Я же не могла сомкнуть глаз. Машинально приподняв занавески, посмотрела в окно, а затем села на полку и замерла, ни о чем не думая.
Не дожидаясь свистка, среди полного безмолвия, поезд медленно, украдкой выскользнул из-под крыши большого зала — это напоминало бегство. Последний вокзальный фонарь остался позади, и мы окунулись в густой мрак. Вокруг царила безлунная и беззвездная ночь с хмурым небом. Лишь тусклый свет островков снега, рассеянных по полям, да блеск крыш невидимых домов пробивался в темноте.
Похоже, я задремала, не отдавая себе в этом отчета; внезапно я поняла, что поезд остановился. Я вышла в коридор и, увидев проводника, спросила:
— Это Лёвен?
— Это Льеж, — ответил он.
Уже!
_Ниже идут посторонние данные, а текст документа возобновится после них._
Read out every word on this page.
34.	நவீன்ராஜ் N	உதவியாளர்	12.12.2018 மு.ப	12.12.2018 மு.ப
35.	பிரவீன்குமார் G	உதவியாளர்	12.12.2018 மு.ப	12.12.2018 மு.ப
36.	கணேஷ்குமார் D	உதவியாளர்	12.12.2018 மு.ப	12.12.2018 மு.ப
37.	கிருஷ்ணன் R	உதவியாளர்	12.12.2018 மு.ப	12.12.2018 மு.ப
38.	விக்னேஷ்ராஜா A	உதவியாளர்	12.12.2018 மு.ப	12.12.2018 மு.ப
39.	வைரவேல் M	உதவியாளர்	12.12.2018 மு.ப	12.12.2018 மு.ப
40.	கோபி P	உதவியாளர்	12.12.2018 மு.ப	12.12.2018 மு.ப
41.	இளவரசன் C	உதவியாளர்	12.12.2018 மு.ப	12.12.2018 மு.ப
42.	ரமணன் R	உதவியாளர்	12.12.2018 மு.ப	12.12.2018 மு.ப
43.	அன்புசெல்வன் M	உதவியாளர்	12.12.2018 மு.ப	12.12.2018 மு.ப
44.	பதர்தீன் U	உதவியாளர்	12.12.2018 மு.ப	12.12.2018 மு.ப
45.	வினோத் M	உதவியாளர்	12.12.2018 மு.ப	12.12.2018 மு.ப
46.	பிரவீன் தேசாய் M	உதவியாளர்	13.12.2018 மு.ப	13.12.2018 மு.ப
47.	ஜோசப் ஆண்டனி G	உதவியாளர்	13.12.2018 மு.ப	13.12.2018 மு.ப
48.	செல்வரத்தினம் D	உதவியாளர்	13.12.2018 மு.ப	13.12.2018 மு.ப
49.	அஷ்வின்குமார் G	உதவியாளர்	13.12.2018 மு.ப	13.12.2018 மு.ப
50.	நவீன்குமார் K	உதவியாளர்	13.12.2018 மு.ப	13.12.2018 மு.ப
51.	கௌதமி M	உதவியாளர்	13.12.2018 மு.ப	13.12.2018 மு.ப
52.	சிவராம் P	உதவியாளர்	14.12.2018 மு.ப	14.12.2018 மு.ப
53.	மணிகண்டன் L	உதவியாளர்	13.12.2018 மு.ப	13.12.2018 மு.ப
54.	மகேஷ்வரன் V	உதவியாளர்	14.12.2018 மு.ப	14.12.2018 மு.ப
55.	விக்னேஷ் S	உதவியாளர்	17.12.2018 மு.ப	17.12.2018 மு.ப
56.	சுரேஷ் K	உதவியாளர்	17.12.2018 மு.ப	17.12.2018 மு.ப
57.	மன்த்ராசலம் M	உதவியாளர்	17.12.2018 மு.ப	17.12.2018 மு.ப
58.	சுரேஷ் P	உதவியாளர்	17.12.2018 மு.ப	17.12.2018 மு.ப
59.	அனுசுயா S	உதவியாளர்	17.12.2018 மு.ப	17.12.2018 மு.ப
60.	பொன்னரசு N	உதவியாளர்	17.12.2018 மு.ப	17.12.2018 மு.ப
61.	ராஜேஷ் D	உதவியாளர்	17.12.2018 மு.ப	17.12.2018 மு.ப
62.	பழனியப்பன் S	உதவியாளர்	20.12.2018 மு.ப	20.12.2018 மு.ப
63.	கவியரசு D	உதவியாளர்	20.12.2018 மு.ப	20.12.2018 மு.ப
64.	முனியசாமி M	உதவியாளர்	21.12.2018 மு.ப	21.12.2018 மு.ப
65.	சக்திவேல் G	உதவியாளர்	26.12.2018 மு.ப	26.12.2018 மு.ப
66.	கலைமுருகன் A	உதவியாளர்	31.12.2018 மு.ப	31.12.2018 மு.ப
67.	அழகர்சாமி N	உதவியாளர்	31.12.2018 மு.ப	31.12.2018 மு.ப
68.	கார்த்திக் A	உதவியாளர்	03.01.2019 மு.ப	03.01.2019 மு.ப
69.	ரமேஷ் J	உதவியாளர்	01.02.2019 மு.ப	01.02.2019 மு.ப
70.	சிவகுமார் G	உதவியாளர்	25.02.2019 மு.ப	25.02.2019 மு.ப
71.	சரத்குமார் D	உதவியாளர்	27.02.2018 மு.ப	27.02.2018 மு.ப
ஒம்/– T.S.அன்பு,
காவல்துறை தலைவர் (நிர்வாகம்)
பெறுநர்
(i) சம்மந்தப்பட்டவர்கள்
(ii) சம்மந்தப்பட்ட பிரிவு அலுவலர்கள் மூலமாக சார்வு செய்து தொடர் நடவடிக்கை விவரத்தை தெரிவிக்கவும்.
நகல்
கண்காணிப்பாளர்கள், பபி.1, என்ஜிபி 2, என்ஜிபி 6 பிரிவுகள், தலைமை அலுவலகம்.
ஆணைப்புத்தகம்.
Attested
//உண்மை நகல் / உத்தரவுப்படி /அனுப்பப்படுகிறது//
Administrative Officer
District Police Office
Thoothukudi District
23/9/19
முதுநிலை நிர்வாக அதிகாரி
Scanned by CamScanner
Я не заметила, что мы так долго находились в пути.
Поезд снова отправляется бесшумно, как призрак. Мне кажется, что мы едем по ватному покрытию, которое смягчает толчки и поглощает звуки и свет. Слово, произнесенное Ионгденом, в точности соответствует моим ощущениям. Мне тоже чудится, что я вижу сон. У реальности более резкие очертания, она основательна и притягивает к себе внимание воспринимающих ее органов чувств, а сейчас все окружающее меня кажется лишенным плоти, сотканным из прозрачных зыбких форм, наслаивающихся друг на друга и сливающихся воедино, а моя фигура витает посреди этой фантасмагории по прихоти неведомых сил либо какой-то непостижимой воли. Вероятно, это следствие усталости; приготовления к путешествию причинили мне немало хлопот. Да и усталость ли это?.. Тайное предупреждение… пугающие предзнаменования, мерещившиеся мне перед отъездом?..
Пора спать — ничто так не укрепляет нервы, как хороший сон.
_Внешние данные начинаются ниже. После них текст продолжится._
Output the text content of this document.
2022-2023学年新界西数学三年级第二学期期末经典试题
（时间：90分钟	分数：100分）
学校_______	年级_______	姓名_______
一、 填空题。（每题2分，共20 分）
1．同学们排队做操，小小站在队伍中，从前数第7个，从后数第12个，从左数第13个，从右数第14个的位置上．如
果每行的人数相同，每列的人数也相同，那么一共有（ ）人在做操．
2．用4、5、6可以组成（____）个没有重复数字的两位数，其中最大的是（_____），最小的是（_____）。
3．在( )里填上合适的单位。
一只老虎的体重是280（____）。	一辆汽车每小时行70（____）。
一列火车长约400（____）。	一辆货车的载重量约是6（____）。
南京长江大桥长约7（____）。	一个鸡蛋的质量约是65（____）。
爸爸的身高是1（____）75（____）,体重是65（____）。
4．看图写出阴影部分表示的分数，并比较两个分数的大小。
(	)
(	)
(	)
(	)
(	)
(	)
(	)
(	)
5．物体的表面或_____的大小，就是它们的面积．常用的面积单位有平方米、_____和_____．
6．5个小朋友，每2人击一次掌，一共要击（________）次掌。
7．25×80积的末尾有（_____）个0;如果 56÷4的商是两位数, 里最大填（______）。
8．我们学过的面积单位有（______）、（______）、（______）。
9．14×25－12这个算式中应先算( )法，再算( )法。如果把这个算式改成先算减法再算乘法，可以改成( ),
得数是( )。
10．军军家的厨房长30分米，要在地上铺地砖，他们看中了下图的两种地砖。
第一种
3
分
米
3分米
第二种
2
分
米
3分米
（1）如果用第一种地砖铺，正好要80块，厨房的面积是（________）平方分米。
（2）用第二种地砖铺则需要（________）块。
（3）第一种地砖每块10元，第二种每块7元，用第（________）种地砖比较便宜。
Я раздеваюсь, натягиваю теплую пижаму из темно-синего сукна, сворачиваю одеяла и простыни, выданные нам в спальных вагонах, стелю вместо них свое постельное белье и ложусь.
Мне всегда крайне претило спать под чужими одеялами, которыми укрывались другие люди. Что касается пижамы, это традиционное ночное одеяние внушает мне отвращение, но мания предусмотрительности заставляет меня не забывать о возможных происшествиях, вечно подстерегающих нас на железной дороге или на воде, внушая желание быть прилично и удобно одетой, в том случае, если обстоятельства вынудят меня внезапно встать с постели и показаться на людях.
Ночь прошла благополучно, без каких-либо происшествий. Без происшествий, но не без сюрпризов. Я спала крепким сном, как вдруг меня разбудил стук, раздававшийся снаружи. Вслед за этим дверь распахнулась, и в дверном проеме показался Лоэнгрин{9}. Его величественная фигура излучала сияние на фоне узкого, слабо освещенного коридора. Свет исходил от золотистых волос незнакомца, от глаз цвета летнего неба, от бледного лица и ослепительной улыбки. Что за странный сон? Мне было жарко в пижаме, и я скинула с себя одеяло. Улыбка Лоэнгрина стала еще более широкой и пленительной. Молодой человек заговорил по-немецки, и язык этот гармонировал с его обликом. И тут я заметила, что прекрасный незнакомец облачен в мундир светло-зеленого цвета с золотыми галунами. Прощайте, мечты и поэзия! Чудесное видение неожиданно превратилось в незначительного мелкого полицейского чина или таможенного чиновника, желавшего знать размер суммы, которую я везла с собой.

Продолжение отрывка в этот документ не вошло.